Einer der zentralen Mehrwerte der narrativen Organisationsentwicklung liegt in der Förderung eines tieferen Verständnisses der Organisationskultur. Indem die Geschichten der Mitarbeiter und Führungskräfte erfasst und analysiert werden, erhält die Organisation Einblicke in ihre eigene Identität, ihre Normen und Werte. Dies ermöglicht eine differenzierte Diagnose und schafft die Grundlage für gezielte Veränderungen, die auf die tatsächliche Kultur und die gelebten Erfahrungen der Organisationsmitglieder abgestimmt sind.

Ein weiterer wesentlicher Vorteil der narrativen Organisationsentwicklung ist die Erhöhung der Akzeptanz von Veränderungsprozessen. Da die Mitarbeiter aktiv in die Entwicklung der neuen Narrative einbezogen werden, fühlen sie sich eher als Teil des Wandels und können sich besser mit den Veränderungen identifizieren. Dies führt zu einer höheren Bereitschaft, neue Wege zu gehen und den Wandel positiv mitzugestalten. Der partizipative Charakter des Ansatzes schafft zudem Vertrauen und fördert die Zusammenarbeit, da die Mitarbeiter spüren, dass ihre Geschichten gehört und ernst genommen werden.

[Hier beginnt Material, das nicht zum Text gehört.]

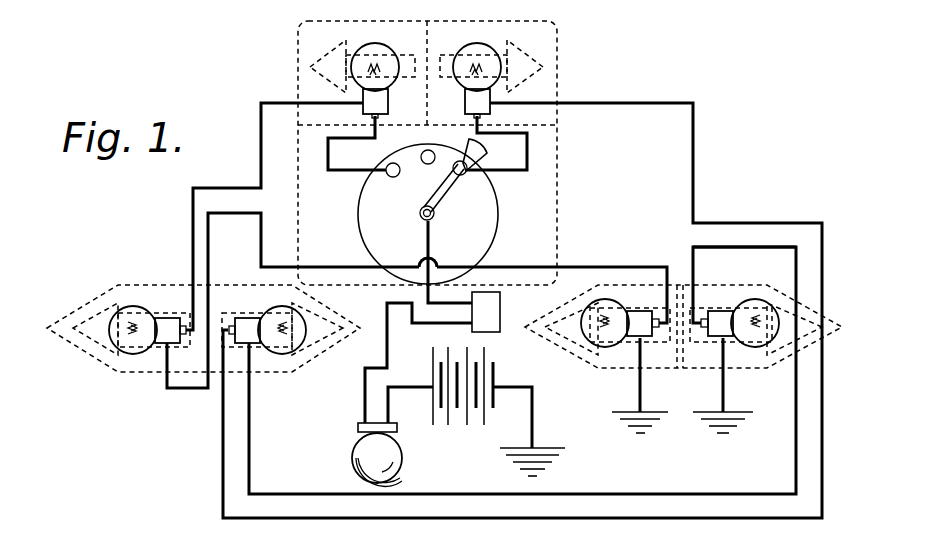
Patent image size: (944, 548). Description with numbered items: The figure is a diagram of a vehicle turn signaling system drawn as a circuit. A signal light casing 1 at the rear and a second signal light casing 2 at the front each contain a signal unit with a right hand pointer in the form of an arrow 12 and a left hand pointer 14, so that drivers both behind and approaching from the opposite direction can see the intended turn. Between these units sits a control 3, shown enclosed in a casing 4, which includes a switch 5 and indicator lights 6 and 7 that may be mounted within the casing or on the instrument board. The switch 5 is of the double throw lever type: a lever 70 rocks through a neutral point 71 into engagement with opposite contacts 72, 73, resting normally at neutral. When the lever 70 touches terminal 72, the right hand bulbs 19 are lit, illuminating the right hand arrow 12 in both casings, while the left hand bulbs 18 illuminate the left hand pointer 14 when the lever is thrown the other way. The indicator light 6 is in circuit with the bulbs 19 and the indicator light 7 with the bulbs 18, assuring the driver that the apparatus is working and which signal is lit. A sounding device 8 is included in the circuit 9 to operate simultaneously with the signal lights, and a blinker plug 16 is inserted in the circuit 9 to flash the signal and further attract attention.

The signal light casing 1 is at (679, 313).
The second signal light casing 2 is at (143, 283).
The control 3 is at (479, 149).
The casing 4 is at (555, 44).
The switch 5 is at (486, 213).
The indicator light 6 is at (498, 40).
The indicator light 7 is at (365, 41).
The sounding device 8 is at (360, 455).
The circuit 9 is at (732, 245).
The arrow 12 is at (788, 352).
The pointer 14 is at (573, 343).
The blinker plug 16 is at (484, 311).
The bulbs 18 is at (605, 352).
The bulbs 19 is at (752, 350).
The lever 70 is at (419, 211).
The neutral point 71 is at (424, 166).
The contact 72 is at (388, 176).
The contact 73 is at (468, 170).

Zudem trägt die narrative Organisationsentwicklung dazu bei, kulturelle Barrieren zu überwinden. Oftmals sind es tief verankerte Überzeugungen und Denkweisen, die Veränderungen blockieren. Durch das gezielte Hinterfragen und Neugestalten dieser Geschichten können Organisationen ihre Kultur weiterentwickeln und offener für Innovationen und Veränderungen werden. Die narrative Methode ermöglicht es, nicht nur die sichtbaren Strukturen, sondern auch die unsichtbaren, kulturellen Dynamiken zu verändern, die das Verhalten und die Entscheidungen der Organisationsmitglieder prägen.

So bietet die narrative Organisationsentwicklung eine ganzheitliche Perspektive auf den Wandel in Organisationen. Sie ermöglicht es, Veränderungen nicht nur auf der Ebene von Prozessen und Strukturen, sondern auch auf der Ebene der Bedeutungen und Erzählungen zu gestalten. Dadurch wird der Wandel nicht nur effektiver, sondern auch nachhaltiger, da die neuen Geschichten tief in der Kultur und den Werten der Organisation verankert sind. Indem die narrative Organisationsentwicklung die Kraft der Geschichten nutzt, schafft sie eine positive Dynamik, die den Wandel unterstützt und die Organisation langfristig stärkt.